Is olive variety important?

Oil is the result of the metabolism of the plant.

It accumulates inside the pulp of the olive during its maturation. I have been frequently asked about the role played by olive variety and cultivar in the composition of the oil. Are there any differences in the fatty acid, volatile compound and polyphenol composition of oils obtained from the various cultivars employed? The genetic makeup of these varieties is responsible for the features of the enzymes involved in the production of oil and its minor components. However, the characteristics of both fruit (shape, size, pulp to stone ratio, etc.) and oil do not solely depend on the variety, but to a much greater extent, to where they are grown, to what winemakers would call the terroir.
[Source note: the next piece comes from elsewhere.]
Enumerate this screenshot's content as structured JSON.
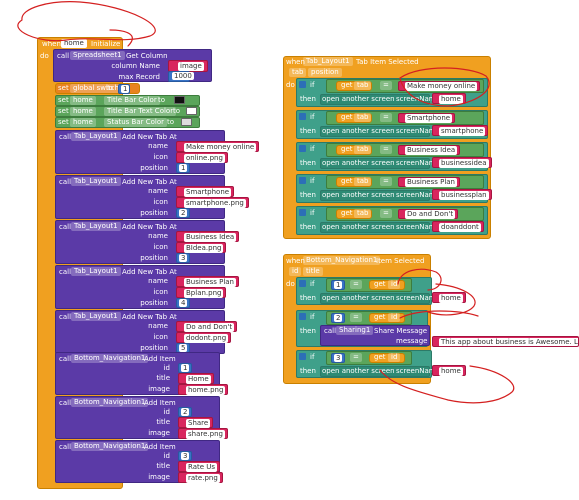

Any one variety yields differently, according to the soil and climate of where it is cultivated. Indeed, the harvests can differ to a surprising extent. Italy possesses a rich heritage of cultivars, with hundreds of varieties cultivated across our country. The king of the Garda district is the Casaliva, yielding the magnificent Garda PDO oil, but there is also a wide array of other, lesser known varieties, such as Leccino, Rossanel, Raza, Moraiolo, Pendolino and Frantoio. These latter cultivars, perhaps more famous in the past, can also be found in nearby areas, but it is closer to the waters of the lake that they reveal their best features.